Musings on horseback
My intention was to spend a week without the Internet,
phone, text, television or Twitter. My wife and I were on a ranch
in southern Colorado where we have frequently gone to ride horses
in the mountains and relax. Not the end of civilization. Quite
comfortable, in fact. But purposefully remote.
A couple of years ago, though, the ranch had installed
wireless access in the cabins, if only to drive the compulsive
workaholics with their laptops away from the lodge. They were
spoiling the rustic ambience.
I don’t travel with a laptop any more. My
iPhone (no promotional fees have exchanged hands for this mention)
provides e-mail, calendar, text, phone and, since my watch broke,
a clock. On Friday morning, as we rode up above 11,000 feet,
high in the San Juans, I carried the iPhone because it also has
a camera.
When we stopped for lunch in a high meadow with
forty-mile views, one riding companion, a veterinarian from Iowa,
exclaimed: “Hey, I’ve got four bars!”
Giddy, no doubt from the altitude, we snapped
each other’s pictures and e-mailed them.
Hours later and back at the cabin, having already
weakened, I peeked to find I had some 200 accumulated e-mail
messages. I answered three that seemed to have some urgency and
hit the trail again in the morning. I didn’t tweet until
we returned to Columbia.
The whistles and bells and tweets on our electronic
devices have become commonplace. With our youngest son now in
college, I’ve adapted to texting as the best way to keep
in touch. I’ve been on Twitter for a couple of months,
finding it not so much a social network as a headline news service.
My old colleague at the White House, CBS’ Mark Knoller
tweets a couple dozen times a day on the comings and goings of
the president. A link takes me to fuller stories, should I want
more.
Twitter seems to be bifurcated by the newsy and
the inane. One well-known network news anchor even tweets when
she’s signing off for the night and going to bed. Twitter’s
not big with college students whose lifelines are Facebook and
text messaging.
At this writing, I’ve got 74 Twitter followers.
Larry King was all a-twitter the other day as he neared one million.
Just his close, personal friends. Much of what’s on Twitter
or YouTube and others should more properly be called marketing
or self promotion, rather than networking. I tweet perhaps every
two or three days to see if it tweaks any response. I might as
well float messages in bottles down the Congaree River.

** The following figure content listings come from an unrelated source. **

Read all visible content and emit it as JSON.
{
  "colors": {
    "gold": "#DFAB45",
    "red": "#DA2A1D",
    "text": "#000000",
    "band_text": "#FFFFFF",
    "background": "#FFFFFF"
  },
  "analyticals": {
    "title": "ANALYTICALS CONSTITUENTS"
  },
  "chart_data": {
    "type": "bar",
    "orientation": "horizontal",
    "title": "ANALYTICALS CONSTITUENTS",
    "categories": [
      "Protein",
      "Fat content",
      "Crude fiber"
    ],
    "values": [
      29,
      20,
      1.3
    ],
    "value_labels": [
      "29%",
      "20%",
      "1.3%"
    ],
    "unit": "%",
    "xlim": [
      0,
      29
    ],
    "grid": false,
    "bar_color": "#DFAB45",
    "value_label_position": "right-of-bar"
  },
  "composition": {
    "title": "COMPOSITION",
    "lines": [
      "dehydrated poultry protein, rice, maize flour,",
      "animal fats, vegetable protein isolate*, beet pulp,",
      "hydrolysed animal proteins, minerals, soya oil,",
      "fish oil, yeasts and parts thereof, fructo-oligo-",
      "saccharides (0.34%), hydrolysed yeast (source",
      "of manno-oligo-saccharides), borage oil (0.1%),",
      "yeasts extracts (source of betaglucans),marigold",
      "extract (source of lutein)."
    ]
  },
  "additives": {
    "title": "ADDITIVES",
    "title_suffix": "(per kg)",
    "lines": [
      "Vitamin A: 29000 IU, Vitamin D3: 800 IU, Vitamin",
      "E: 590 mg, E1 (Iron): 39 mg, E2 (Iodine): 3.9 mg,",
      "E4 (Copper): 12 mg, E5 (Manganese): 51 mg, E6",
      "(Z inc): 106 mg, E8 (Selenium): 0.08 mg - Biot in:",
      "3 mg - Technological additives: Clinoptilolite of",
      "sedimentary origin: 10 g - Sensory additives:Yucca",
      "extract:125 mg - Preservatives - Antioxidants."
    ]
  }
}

Or Colorado’s Conejos River. Every couple
days a newspaper showed up at the ranch from Denver (it still
has one paper) or Pueblo. On Wednesday, the Valley Courier—serving
Alamosa, Antonito, Blanca, Center, Creede, Crestone, Del Norte,
Fort Garland (where Kit Carson served), Hooper, La Jara, Manassa
(where the “Manassa Mauler” Jack Dempsey was born),
Mosca, Moffat, Monte Vista, Romeo, Saguache, Sanford (no, not
that Sanford), San Luis and South Fork—arrived. The paper
serves all those communities and crossroads in the San Luis Valley,
as newspapers should and perhaps only newspapers can meet local
interests.
And there on the Opinion page was a Robert Ariail
(yes, our Robert Ariail) editorial cartoon of Gov. Mark Sanford
(yes, that Sanford) declaring he would “not be railroaded
out of office.” The idiosyncrasies of South Carolina politics
(isn’t that a nice way to put it) seem inescapable. We
spent a fair amount of time trying to explain it all to our friends
from Colorado, Iowa and points west. We left and were back home
before Congressman Joe Wilson lost his Congressional cool.
Even in this day when we lament the diminishment
of news, we were reminded that news travels. It’s out there,
no matter what means it takes to get it to you. Some of it was
in the haze we learned was drifting eastward from California
fires. Some was about the perplexity of public behaviors. Some
about the perils of today’s still struggling economy for
the tourism and hospitality industry. Some about the depressed
horse trade.
But don’t tell that last bit to “Tuff”,
the aptly named bay I rode up, down, on and off the mountain
trails that week. He probably wouldn’t give a tweet, anyhow.